The case showed strikingly similar histological morphology between the primary esophageal tumor and mandibular metastasis (Figs. 2, 5), supported by immunohistochemistry (Fig. 3). Clausen and Poulsen [8] defined strict criteria for diagnosis of true jaw metastasis, in that there should be histological similarity between the primary tumor and metastasis, with intervening healthy tissue between. The presence of jawbone deposits usually indicates late-stage disease with multiple metastases and a poor prognosis [9]. In our case, once the histological diagnosis of a metastasis was established, positron emission tomography was performed which showed widespread bony involvement. The age of our patient was 69, which is typical for presentation with jaw metastases, usually being between the 5th and 7th decades [10]. The patient’s smoking and alcohol history, along with advancing age would be major risk factors for the development of carcinoma [9]. There was a long interval of 7 years between the initial detection of the primary esophageal adenocarcinoma and diagnosis of jaw metastasis. The average time between the diagnosis of a primary tumor and jaw metastases is 40 months, although some cases have been noted to be over 10 years [10].

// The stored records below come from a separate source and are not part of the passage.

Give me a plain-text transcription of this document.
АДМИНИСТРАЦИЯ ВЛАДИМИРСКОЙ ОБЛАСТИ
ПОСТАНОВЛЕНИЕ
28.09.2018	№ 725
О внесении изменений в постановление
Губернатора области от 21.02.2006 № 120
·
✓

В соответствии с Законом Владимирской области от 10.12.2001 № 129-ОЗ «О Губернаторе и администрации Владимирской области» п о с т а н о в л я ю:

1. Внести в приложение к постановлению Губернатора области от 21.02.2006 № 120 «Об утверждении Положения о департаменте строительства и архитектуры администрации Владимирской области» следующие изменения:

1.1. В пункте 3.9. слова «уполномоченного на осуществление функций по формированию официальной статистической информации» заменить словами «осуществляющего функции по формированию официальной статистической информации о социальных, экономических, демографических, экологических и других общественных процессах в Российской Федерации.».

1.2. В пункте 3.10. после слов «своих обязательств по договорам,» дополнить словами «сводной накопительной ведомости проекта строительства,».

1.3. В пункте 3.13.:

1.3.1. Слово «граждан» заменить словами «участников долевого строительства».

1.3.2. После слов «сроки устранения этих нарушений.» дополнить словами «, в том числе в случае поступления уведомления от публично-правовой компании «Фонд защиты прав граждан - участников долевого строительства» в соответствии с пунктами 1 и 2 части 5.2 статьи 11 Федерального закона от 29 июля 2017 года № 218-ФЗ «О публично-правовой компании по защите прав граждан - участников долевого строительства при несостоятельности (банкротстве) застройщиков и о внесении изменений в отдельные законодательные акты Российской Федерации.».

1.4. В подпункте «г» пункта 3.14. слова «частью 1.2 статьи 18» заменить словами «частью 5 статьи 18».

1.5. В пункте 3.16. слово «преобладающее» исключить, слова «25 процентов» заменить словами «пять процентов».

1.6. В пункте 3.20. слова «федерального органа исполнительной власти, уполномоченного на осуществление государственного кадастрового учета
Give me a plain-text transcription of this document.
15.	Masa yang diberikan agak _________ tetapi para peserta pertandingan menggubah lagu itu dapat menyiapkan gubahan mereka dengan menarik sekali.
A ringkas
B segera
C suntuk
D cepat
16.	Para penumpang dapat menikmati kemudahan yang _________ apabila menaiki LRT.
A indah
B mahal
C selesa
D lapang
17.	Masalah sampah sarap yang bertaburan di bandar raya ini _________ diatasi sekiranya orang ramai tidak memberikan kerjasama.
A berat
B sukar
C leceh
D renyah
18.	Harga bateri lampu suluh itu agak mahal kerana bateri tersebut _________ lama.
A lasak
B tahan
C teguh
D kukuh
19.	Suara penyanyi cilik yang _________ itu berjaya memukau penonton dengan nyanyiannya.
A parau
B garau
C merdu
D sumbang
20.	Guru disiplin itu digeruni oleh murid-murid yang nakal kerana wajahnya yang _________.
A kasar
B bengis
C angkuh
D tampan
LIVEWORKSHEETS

Metastases to the jawbones are rare. Hirshberg et al. [10] found that the most common metastases to the jaws in men were lung, prostate, liver and kidney, and in women were breast, adrenal, female genital organs and colo-rectum. The prevalence of oral metastases has been linked to the incidence of the primary cancer occurring in a given population [11]. Jawbone metastases are considered to occur through hematogenous spread with the mandible more frequently affected than the maxilla, which is thought to be due to the greater presence of hematopoietic cells in the mandible [3, 9, 12]. The literature shows that oral trauma including tooth extraction may be associated with metastatic disease. In many of these cases the underlying tumor is likely to be present prior to surgery, while in others, the inflammation and vascular changes may be a promoting factor in establishing deposits [9, 10].

D’Silva et al. [13] state that it is important for Dentists investigating patients with apparent dental-related pain and a history of malignancy to consider the possibility of metastatic disease. Hirshberg et al. [10] also note that rapid swelling, pain and paraesthesia can be cardinal symptoms of jaw metastases, as in our case where the patient also presented with an inability to open the mouth fully.

In conclusion, we present a rare case of primary esophageal adenocarcinoma and mandibular metastasis with an unusual length of time, 7 years, between initial diagnosis and detection of metastatic disease. This case emphasizes the importance for dentists, clinicians and diagnostic histopathologists examining the oral region to be aware of a prior clinical history regarding cancer.